Jessica Hopper’s Night Moves is a Love Letter to Chicago’s Music Scene and The City’s Vivid Glimmers and Faults
Photo by David Sampson
“I love Chicago as is, burnished perfect from years of disrepair,” writes Jessica Hopper in her new book, Night Moves. “It makes me want to press my face to the rails of the Green Line L tracks and pledge allegiance to the long concrete meadows of Lake Street.”
Now 42 and still based in Chicago, Hopper has been a music critic for more than two decades and she is the author of several books, most famously, The First Collection of Criticism By A Living Female Rock Critic. Her work has been published by Rolling Stone, Pitchfork, Buzzfeed, New York Magazine and more.
Her forthcoming music memoir, Night Moves, available on Sept. 18, chronicles her time in Chicago where she was ingrained in the city’s underground music scene through her work as a music writer, DJ, occasional musician and as a general lover and consumer of music, enthralled with live shows and possessing a freedom that fed her boundless musical curiosity. Throughout the book, she embarks on a series of adventures (and misadventures), most often at night, under the glow of streetlamps, perched on top of a bike, with youthful invincibility and a like-minded group of friends she would do anything for. The book is a collection of personal journal entries from the mid to late ‘00s, many of them from her fanzines and blogs and taking place in punk houses, warehouse parties and other peculiar backdrops, though notably, these entries aren’t in chronological order.

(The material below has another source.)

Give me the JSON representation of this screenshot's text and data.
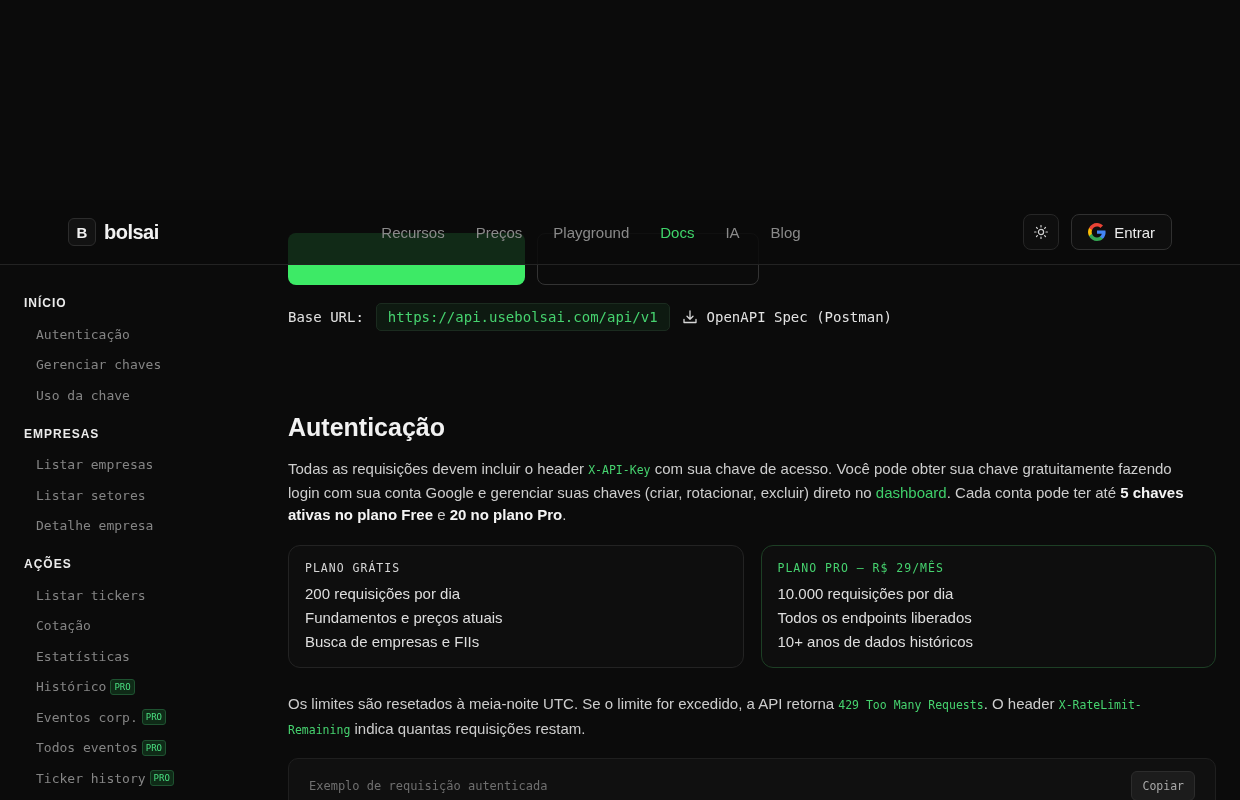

“I liked the informality of it,” Hopper says. “I wasn’t really interested in creating this tidy arc where it’s like, at the beginning I’m dreaming of becoming a writer and at the end I’m writing my first book. To me, that’s a little too cute.” Thankfully for Hopper, if there’s one word that does not describe the contents of this book, it’s cute. Towards the end of the book, she writes of her surroundings, “The yard is a fantasia of schoolkid trash and perennials and weeds, with four shitty, rusted-up, and basketed Schwinns chained to the stoop as sentries.” And keep in mind that’s only her yard, muchless the city’s grubby alleyways, dive bars and the interiors of her ramshackle dwellings.
Hopper was inspired by the format of The Folded Clock by Heidi Julavits, also a collection of diary entries, and she wanted her book to be a realistic, cinematic mood rather than a rigid narrative. The book’s entries are as short as a few sentences and as long as a few words with consecutive entries often shifting between seasons or years. “I wanted it to feel bite sized and ephemeral,” she says. “That’s part of the reason the book is pocket sized. I imagine people reading it on the train or on a break between things.”

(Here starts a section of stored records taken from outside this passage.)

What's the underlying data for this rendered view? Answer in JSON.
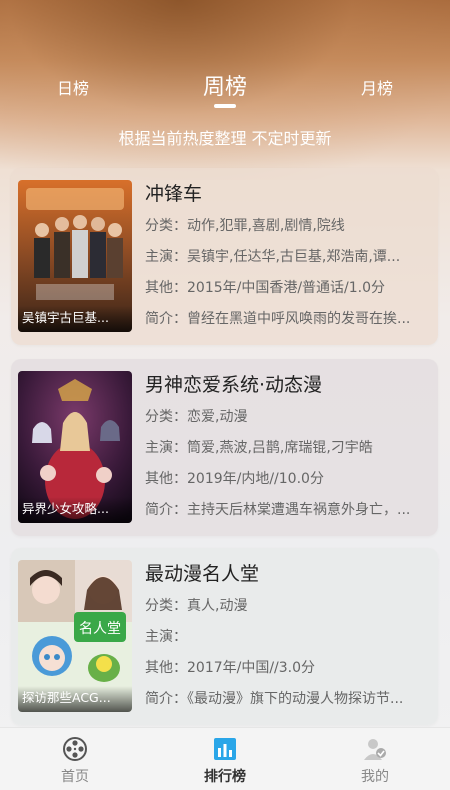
{
  "tabs": {
    "day": "日榜",
    "week": "周榜",
    "month": "月榜",
    "active": "week"
  },
  "subtitle": "根据当前热度整理 不定时更新",
  "items": [
    {
      "title": "冲锋车",
      "poster_caption": "吴镇宇古巨基...",
      "category": "分类：动作,犯罪,喜剧,剧情,院线",
      "cast": "主演：吴镇宇,任达华,古巨基,郑浩南,谭...",
      "other": "其他：2015年/中国香港/普通话/1.0分",
      "intro": "简介：曾经在黑道中呼风唤雨的发哥在挨..."
    },
    {
      "title": "男神恋爱系统·动态漫",
      "poster_caption": "异界少女攻略...",
      "category": "分类：恋爱,动漫",
      "cast": "主演：筒爱,燕波,吕鹊,席瑞锟,刁宇皓",
      "other": "其他：2019年/内地//10.0分",
      "intro": "简介：主持天后林棠遭遇车祸意外身亡，..."
    },
    {
      "title": "最动漫名人堂",
      "poster_caption": "探访那些ACG...",
      "category": "分类：真人,动漫",
      "cast": "主演：",
      "other": "其他：2017年/中国//3.0分",
      "intro": "简介：《最动漫》旗下的动漫人物探访节..."
    }
  ],
  "bottom_nav": [
    {
      "label": "首页",
      "icon": "film-reel-icon"
    },
    {
      "label": "排行榜",
      "icon": "ranking-chart-icon"
    },
    {
      "label": "我的",
      "icon": "user-profile-icon"
    }
  ],
  "colors": {
    "accent_blue": "#2aa6e8",
    "header_warm": "#b7764a"
  }
}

The book’s entries are typified by poetic descriptions of the city, free of candy-coating and often humorously grim. With each description you can vividly imagine Hopper’s surroundings as if you’re biking alongside her to a party, going nuts with her during the filming of a Hold Steady video, crying with her at a free jazz show or laughing hysterically with her friends, trying to figure out why the man on the roof of the adjacent building was peeing into a duct. Each brief anecdote leaves you wanting more.

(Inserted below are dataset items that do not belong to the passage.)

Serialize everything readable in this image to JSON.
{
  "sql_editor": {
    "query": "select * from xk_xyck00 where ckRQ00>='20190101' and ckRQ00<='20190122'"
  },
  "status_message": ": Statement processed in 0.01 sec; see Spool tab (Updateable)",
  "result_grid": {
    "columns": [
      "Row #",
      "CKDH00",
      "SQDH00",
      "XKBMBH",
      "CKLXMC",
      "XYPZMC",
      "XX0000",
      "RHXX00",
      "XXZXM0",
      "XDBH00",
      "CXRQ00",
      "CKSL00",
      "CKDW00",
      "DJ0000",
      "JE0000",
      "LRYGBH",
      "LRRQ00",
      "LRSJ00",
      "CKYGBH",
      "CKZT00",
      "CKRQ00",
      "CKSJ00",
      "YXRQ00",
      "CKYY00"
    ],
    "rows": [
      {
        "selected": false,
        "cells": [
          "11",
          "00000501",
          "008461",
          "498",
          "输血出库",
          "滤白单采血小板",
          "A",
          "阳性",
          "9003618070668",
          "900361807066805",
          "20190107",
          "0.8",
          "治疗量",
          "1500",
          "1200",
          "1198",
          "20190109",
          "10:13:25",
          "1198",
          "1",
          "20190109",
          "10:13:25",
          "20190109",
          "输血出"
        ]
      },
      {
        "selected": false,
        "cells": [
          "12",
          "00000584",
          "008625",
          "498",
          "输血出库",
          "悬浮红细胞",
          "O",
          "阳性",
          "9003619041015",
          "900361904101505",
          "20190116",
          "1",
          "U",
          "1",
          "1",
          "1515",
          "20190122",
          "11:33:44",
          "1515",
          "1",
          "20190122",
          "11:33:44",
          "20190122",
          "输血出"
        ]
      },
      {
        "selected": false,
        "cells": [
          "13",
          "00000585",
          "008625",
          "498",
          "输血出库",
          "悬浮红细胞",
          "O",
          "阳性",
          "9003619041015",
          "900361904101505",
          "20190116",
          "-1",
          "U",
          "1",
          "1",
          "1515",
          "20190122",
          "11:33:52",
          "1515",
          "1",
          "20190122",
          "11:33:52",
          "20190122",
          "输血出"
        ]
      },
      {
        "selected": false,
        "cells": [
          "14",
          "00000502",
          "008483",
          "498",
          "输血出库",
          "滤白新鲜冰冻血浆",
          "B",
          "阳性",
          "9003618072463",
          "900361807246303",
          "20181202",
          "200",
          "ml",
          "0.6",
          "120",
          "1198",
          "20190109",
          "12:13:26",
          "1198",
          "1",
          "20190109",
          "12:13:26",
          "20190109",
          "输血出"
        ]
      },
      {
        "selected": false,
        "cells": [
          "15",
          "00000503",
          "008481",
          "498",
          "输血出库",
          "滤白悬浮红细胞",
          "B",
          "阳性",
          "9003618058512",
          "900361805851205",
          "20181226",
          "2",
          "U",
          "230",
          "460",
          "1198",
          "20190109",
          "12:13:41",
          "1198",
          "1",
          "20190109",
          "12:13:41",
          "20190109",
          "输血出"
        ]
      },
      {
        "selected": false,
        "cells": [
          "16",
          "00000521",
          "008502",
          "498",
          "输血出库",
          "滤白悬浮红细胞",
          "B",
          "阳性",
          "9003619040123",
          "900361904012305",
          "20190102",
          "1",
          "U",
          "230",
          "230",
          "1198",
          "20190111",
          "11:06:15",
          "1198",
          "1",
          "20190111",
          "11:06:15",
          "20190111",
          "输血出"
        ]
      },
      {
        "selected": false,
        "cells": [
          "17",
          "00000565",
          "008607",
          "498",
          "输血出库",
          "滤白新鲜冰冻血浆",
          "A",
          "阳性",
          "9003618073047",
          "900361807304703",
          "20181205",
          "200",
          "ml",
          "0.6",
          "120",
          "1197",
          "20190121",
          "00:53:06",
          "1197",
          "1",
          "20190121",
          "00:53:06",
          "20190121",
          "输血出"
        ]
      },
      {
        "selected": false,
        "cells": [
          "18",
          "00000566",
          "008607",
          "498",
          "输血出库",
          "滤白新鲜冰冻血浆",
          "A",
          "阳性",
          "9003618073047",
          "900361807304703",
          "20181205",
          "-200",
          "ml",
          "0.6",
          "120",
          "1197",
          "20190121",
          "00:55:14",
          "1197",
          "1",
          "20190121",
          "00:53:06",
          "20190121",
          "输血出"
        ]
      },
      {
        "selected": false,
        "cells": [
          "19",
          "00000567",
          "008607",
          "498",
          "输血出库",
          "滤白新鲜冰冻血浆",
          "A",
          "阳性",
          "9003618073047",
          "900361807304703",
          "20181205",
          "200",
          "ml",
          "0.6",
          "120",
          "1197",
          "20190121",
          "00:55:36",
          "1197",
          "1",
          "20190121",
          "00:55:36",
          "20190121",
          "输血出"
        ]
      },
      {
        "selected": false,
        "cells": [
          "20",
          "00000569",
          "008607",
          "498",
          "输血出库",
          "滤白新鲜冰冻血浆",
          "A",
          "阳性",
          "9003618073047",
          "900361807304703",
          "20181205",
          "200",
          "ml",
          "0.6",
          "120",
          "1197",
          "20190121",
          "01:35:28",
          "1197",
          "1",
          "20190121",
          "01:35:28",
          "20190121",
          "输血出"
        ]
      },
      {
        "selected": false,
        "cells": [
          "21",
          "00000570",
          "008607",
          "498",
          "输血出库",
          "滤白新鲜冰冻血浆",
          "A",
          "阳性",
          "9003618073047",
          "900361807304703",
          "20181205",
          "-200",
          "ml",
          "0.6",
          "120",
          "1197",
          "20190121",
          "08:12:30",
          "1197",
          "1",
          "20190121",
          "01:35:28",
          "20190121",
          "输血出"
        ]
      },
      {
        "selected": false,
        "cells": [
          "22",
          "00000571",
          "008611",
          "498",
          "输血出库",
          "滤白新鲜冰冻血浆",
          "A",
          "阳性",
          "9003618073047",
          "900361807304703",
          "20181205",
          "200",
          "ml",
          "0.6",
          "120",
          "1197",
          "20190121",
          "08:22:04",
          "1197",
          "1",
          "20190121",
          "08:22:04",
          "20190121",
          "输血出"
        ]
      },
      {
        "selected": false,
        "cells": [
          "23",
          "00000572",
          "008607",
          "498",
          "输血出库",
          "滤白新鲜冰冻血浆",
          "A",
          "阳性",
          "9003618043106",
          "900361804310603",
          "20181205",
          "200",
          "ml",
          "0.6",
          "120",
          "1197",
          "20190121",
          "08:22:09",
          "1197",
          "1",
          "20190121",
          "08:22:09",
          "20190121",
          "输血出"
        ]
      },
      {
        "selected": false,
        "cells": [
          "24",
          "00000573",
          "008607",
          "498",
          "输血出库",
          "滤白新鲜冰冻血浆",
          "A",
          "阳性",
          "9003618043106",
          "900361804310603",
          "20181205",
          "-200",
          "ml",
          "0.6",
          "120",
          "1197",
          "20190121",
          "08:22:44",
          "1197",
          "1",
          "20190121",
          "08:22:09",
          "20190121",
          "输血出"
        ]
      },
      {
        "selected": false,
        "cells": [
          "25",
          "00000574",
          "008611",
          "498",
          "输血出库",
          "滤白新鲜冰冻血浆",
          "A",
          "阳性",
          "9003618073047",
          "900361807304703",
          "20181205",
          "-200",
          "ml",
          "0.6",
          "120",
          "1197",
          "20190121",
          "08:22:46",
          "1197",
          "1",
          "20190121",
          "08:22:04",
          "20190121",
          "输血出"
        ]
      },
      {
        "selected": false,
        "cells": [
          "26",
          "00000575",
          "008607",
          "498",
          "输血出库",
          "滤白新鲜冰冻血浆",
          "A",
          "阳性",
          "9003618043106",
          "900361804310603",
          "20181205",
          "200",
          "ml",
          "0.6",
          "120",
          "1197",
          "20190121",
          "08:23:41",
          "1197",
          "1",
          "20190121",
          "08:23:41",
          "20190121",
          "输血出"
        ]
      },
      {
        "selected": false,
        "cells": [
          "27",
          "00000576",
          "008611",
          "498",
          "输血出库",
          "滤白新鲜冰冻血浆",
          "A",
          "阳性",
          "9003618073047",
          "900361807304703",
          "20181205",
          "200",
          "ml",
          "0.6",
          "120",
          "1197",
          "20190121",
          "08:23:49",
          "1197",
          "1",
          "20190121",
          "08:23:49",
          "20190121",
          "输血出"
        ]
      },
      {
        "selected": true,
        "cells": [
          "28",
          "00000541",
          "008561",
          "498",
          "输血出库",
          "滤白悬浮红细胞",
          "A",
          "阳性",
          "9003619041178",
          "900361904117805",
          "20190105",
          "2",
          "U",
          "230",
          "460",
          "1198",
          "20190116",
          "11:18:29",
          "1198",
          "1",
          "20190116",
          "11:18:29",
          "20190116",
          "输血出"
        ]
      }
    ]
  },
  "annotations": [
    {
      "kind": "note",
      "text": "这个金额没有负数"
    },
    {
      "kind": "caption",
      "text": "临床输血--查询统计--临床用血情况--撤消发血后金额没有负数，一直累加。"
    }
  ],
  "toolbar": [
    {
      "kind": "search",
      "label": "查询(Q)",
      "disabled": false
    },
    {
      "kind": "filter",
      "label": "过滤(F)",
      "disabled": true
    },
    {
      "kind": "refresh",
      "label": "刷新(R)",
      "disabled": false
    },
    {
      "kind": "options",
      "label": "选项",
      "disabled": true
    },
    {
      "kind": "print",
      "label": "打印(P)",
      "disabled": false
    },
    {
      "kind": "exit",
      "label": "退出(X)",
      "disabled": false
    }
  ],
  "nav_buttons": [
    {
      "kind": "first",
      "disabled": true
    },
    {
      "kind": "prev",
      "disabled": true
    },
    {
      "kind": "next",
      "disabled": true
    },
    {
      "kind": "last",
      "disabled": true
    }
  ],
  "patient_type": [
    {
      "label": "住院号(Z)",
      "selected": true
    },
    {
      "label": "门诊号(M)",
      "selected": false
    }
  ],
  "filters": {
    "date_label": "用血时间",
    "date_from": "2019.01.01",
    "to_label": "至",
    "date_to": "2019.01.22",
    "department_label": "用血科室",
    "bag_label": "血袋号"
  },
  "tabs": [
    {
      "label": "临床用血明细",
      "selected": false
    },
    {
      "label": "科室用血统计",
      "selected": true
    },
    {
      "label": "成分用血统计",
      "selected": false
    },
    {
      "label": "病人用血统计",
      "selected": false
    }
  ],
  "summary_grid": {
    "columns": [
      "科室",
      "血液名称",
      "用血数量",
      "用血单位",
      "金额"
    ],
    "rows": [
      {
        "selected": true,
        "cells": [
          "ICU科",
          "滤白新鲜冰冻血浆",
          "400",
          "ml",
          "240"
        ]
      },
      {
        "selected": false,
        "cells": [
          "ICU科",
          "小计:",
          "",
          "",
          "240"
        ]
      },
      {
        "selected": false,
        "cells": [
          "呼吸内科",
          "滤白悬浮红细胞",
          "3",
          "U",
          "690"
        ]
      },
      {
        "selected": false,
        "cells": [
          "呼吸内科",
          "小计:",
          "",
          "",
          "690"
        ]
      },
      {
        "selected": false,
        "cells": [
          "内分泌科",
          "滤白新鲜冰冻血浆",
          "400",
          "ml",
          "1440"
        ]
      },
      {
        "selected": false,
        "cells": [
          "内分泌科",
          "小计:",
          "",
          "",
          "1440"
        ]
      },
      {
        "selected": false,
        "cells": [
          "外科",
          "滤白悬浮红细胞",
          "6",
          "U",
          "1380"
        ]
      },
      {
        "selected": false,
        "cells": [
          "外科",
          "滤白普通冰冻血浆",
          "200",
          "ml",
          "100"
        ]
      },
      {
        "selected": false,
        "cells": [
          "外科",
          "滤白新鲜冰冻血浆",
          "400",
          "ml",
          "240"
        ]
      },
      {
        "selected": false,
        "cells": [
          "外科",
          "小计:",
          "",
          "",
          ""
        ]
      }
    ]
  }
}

While the book takes place relatively recently, the Chicago she describes and the times we live in now are worlds apart. Shockingly, she was paying only $250 for rent, which she split with a roommate. “It allowed me to do things with my life that I wouldn’t have been able to in LA or New York,” she says. “It kept the stakes of my life, financially at least, so low that I could get away with only part-time work if I wanted to—granted, as a young writer, to call it anything more than subsistence living would be a bit of a misnomer. It allowed me so much space to, as this book attests to, explore the city and participate in it.”
Adding to the romance, Hopper details a time when people weren’t as obsessed with social media and face-to-face interactions still largely reigned supreme. “The book chronicles the last fleeting moments of the time you could pinpoint ‘Oh not everybody has smartphones,’” says Hopper. “Or not everybody even has cell phones yet, which was the case with some of my friends in the book. The dawn of the ubiquity of that transpires in the book and there’s definitely parts where you see it changes in a blink.”
Most recently with Lizzy Goodman’s Meet Me in the Bathroom, everyone wants to read oral-history books about those storied, “you had to be there” music scenes that fostered future megastars, and maybe that’s because there’s this perception that those scenes aren’t possible in today’s world. Shows and festivals are now being livestreamed, and you can discover exciting local bands on social media that before would’ve required word of mouth, a local fanzine or an alt-weekly. Now you can literally quantify the buzz behind a new band based on their social-media mentions and Spotify streams.
“My fandom was very much cemented in real-life connection and being a few feet from my favorite bands and house shows,” she says, “and that’s always what I’m going to fundamentally understand as connection with music—to see it and face it and consider it by sharing the same breathing space with a band and an audience.”